Last updated: July 28, 2020
The NoodleTools Platform — An Educational Service that is Truly Private
- We do not collect, maintain, use or share personal information beyond what is necessary for authorized educational/school or legal purposes.
- We will never sell any personal information to any third party.
- There is no tracking of any personal information for third-party or marketing purposes on NoodleTools.
- We will never expose any student, teacher, or other user of NoodleTools to any third-party advertisements on our site.
- NoodleTools, Inc. complies with all applicable federal and state data privacy laws including the Children’s Online Privacy Protection Act (“COPPA”) and the Family Educational and Privacy Rights Act (“FERPA”).
- For EU subscribers, NoodleTools, Inc. complies with the EU-U.S. Privacy Shield Framework, the Swiss-U.S. Privacy Shield Framework, and the General Data Protection Regulation (GDPR) for the protection of personal data and digital privacy.
- “NoodleTools,” our online research management platform for students and teachers.
- “NoodleTools Companion,” our iOS and Android mobile application for NoodleTools subscribers.
- Single-sign-on options available for authentication (currently Google, Microsoft 365, and Clever).
- “Have a Question?” our email-based expert help service for users with research questions.
Guiding Principles for Student/User Privacy
For any Site subscribing to NoodleTools, we follow these guiding principles related to identifiable personal information and privacy:
- NoodleTools, Inc. upholds COPPA, FERPA, EU-U.S. Privacy Shield Framework, Swiss-U.S. Privacy Shield Framework, General Data Protection Regulation (GDPR) and related regulations.
- For any student accessing NoodleTools from a K12 Site subscription, neither name nor email address nor other personally identifiable information is required for a student to create personal folders or otherwise use NoodleTools or NoodleTools Companion.
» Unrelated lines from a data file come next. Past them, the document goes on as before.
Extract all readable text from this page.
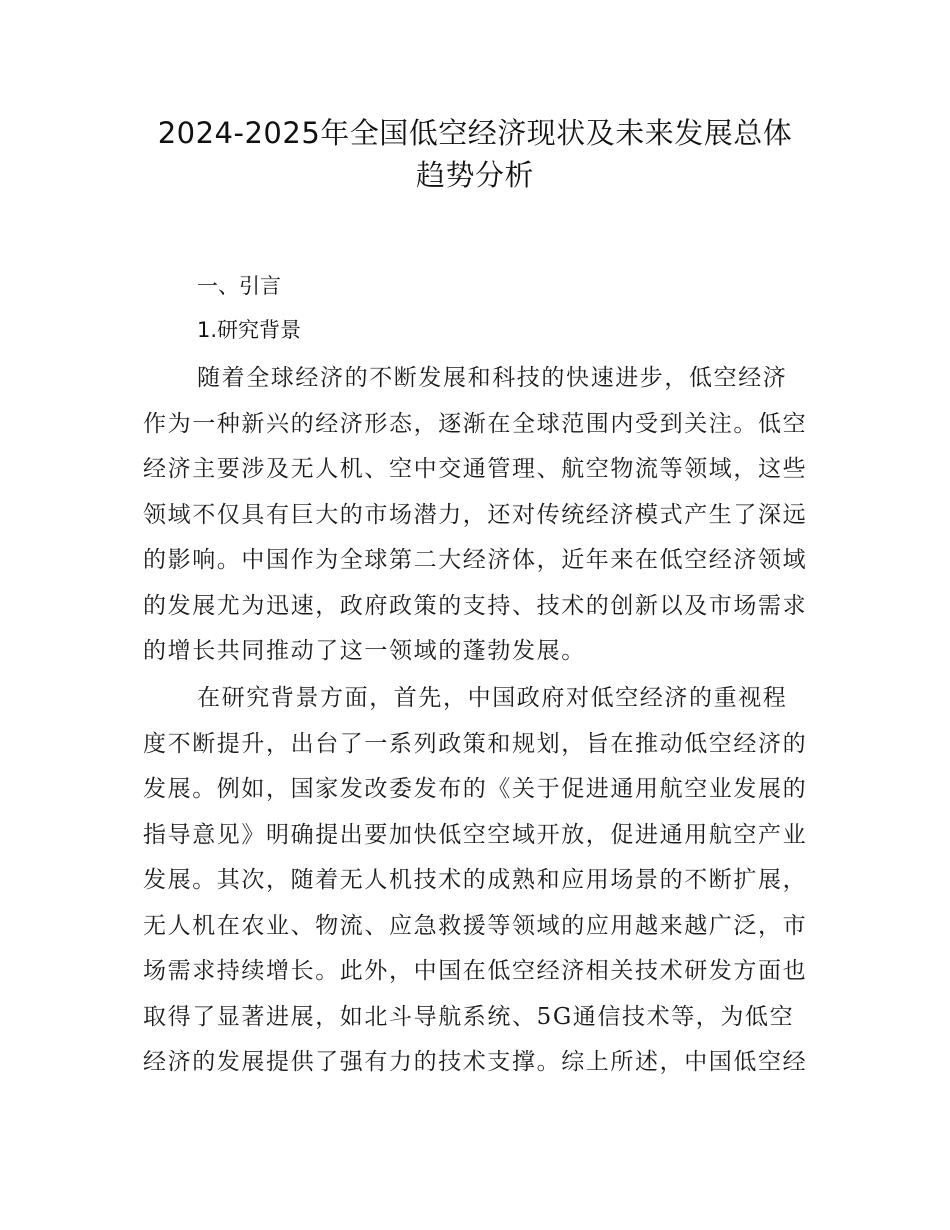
2024-2025年全国低空经济现状及未来发展总体
趋势分析
一、引言
1.研究背景
随着全球经济的不断发展和科技的快速进步，低空经济
作为一种新兴的经济形态，逐渐在全球范围内受到关注。低空
经济主要涉及无人机、空中交通管理、航空物流等领域，这些
领域不仅具有巨大的市场潜力，还对传统经济模式产生了深远
的影响。中国作为全球第二大经济体，近年来在低空经济领域
的发展尤为迅速，政府政策的支持、技术的创新以及市场需求
的增长共同推动了这一领域的蓬勃发展。
在研究背景方面，首先，中国政府对低空经济的重视程
度不断提升，出台了一系列政策和规划，旨在推动低空经济的
发展。例如，国家发改委发布的《关于促进通用航空业发展的
指导意见》明确提出要加快低空空域开放，促进通用航空产业
发展。其次，随着无人机技术的成熟和应用场景的不断扩展，
无人机在农业、物流、应急救援等领域的应用越来越广泛，市
场需求持续增长。此外，中国在低空经济相关技术研发方面也
取得了显著进展，如北斗导航系统、5G通信技术等，为低空
经济的发展提供了强有力的技术支撑。综上所述，中国低空经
Our commitment to COPPA and the protection of children under 13 thus extends beyond the COPPA requirement and to all K12 students at a Site, regardless of age.
- Within the NoodleTools classroom environment, a student is identifiable by a screen name or name of choice. For children under 13, the prompt for this screen name specifically instructs them to supply only a first name and last initial.
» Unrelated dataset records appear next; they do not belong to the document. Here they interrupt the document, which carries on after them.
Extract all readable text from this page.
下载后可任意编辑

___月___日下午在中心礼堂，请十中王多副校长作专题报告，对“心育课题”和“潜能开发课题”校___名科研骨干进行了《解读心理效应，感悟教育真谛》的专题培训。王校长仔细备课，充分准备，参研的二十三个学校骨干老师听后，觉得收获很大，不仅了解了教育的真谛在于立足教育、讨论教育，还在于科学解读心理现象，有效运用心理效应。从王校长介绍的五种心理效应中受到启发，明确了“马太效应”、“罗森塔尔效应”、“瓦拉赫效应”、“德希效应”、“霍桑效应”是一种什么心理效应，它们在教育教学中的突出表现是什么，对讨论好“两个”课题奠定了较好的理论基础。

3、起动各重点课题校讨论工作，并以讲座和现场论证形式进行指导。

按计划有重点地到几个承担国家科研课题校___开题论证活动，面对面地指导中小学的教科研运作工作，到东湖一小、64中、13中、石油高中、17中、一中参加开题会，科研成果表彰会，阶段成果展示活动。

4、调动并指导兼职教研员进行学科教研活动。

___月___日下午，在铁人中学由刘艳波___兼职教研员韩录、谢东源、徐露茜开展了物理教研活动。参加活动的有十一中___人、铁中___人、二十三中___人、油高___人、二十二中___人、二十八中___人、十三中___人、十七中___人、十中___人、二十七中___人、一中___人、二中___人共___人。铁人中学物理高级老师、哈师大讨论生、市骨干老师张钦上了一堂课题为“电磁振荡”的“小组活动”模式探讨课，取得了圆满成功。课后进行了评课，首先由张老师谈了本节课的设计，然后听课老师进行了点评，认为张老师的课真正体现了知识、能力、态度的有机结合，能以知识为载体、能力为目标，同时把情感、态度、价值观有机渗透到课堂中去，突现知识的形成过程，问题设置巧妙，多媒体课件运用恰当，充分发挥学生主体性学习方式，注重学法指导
- For group work, a teacher or classroom peers may not access any student’s folder for purposes of viewing and providing feedback unless the student expressly provides that permission. Our guiding principle is that the student is the owner and author of his or her work, and thus must grant permission allowing a teacher or peer to gain a view into that work.
- Students and teachers can only provide access to their folders on a Project-by-Project basis with those within the private and limited scope of the Site, and not beyond.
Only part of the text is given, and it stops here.